DT: Binanız 20 katlı olsa da topraktaki radon gazı bu kata kadar etki edebiliyor. Bunu önlemek için müteahhit, birinci katta kör kalıp uygulamasıyla, kendi ithal ettiği kalıp tekniğini kullandı. Bu sistem üst katlara doğru çıkan radon gazını zemin kotunda kesintiye uğratarak, söz konusu gaz dönüşümünü sadece bodrum katta tutuyor. Zemin katta çözümlenen perdeleme sayesinde üst kattaki kullanıcı, fark edemediği bu zararlı etkilere maruz kalmıyor. Müteahhit firma aynı zamanda LEED sertifikası değerlendirme uzmanıydı. Dolayısıyla aktif ve pasif ekolojik mimari çözümlemeler konusunda da bizi hem yönlendirdi hem de teşvik etti. Binaya dışarıdan baktığınızda salt mimari tasarım ürünü bir yapı görebilirsiniz ama aslında arka planında gözükmeyen çok sayıda ekolojik çözüm var.
CS: Yağmur suyu ve gri su bodrum katta toplanıyor. Bahçedeki bitkiler geri dönüştürülen bu suyla sulanıyor. Çatıda güneş panelleri konumlandırdık. Bunlar bütün binanın enerjisini karşılayamasa da ortak alanların ve bahçenin aydınlatılmasına yetiyor. Tabi müteahhit grubun bunların üreticisi konumunda olması bir şanstı.
Peki yapı için belli bir sertifika hedefi konuldu mu?
CS: Onunla ilgili süreç devam ediyor ama sertifika türü henüz belli değil.
DT: Yapının kullanıcısıyla birlikte kendini tecrübe etmesi gerekiyor.
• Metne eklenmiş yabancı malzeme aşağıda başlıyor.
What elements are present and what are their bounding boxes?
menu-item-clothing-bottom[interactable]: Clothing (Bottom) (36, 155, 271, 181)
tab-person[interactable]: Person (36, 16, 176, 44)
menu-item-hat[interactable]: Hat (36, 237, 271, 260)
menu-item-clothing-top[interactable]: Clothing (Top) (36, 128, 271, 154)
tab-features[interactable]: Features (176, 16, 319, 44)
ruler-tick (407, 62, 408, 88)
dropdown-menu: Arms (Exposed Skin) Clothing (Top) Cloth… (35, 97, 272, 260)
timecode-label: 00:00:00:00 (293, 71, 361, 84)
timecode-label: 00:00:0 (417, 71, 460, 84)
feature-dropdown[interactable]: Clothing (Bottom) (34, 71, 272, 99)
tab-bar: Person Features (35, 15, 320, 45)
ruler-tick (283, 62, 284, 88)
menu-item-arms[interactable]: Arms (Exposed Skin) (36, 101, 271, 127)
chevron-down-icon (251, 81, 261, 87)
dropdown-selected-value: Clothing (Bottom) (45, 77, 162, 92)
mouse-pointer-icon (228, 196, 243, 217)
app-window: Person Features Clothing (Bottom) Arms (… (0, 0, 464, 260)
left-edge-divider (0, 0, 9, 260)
O yüzden bu derecelenmeler henüz tamamlanmadı. Bina tamamlandıktan sonra önerilen sistemde entegre yapılar işliyor mu, işlemiyor mu, onun onaylanıp sürece dahil edilmesi gerek. Aslında müteahhidin kentsel dönüşüm programı çerçevesinde bu yakada çokça rakibi var. Bu rakipler de maddi olanak çerçevesinde birbiriyle yarışan, 'kurtlar sofrası' diye tabir edebileceğimiz güçlü yapılar.
Sonuçta Bağdat Caddesi İstanbul'un en cazip kentsel dönüşüm alanlarından birisi...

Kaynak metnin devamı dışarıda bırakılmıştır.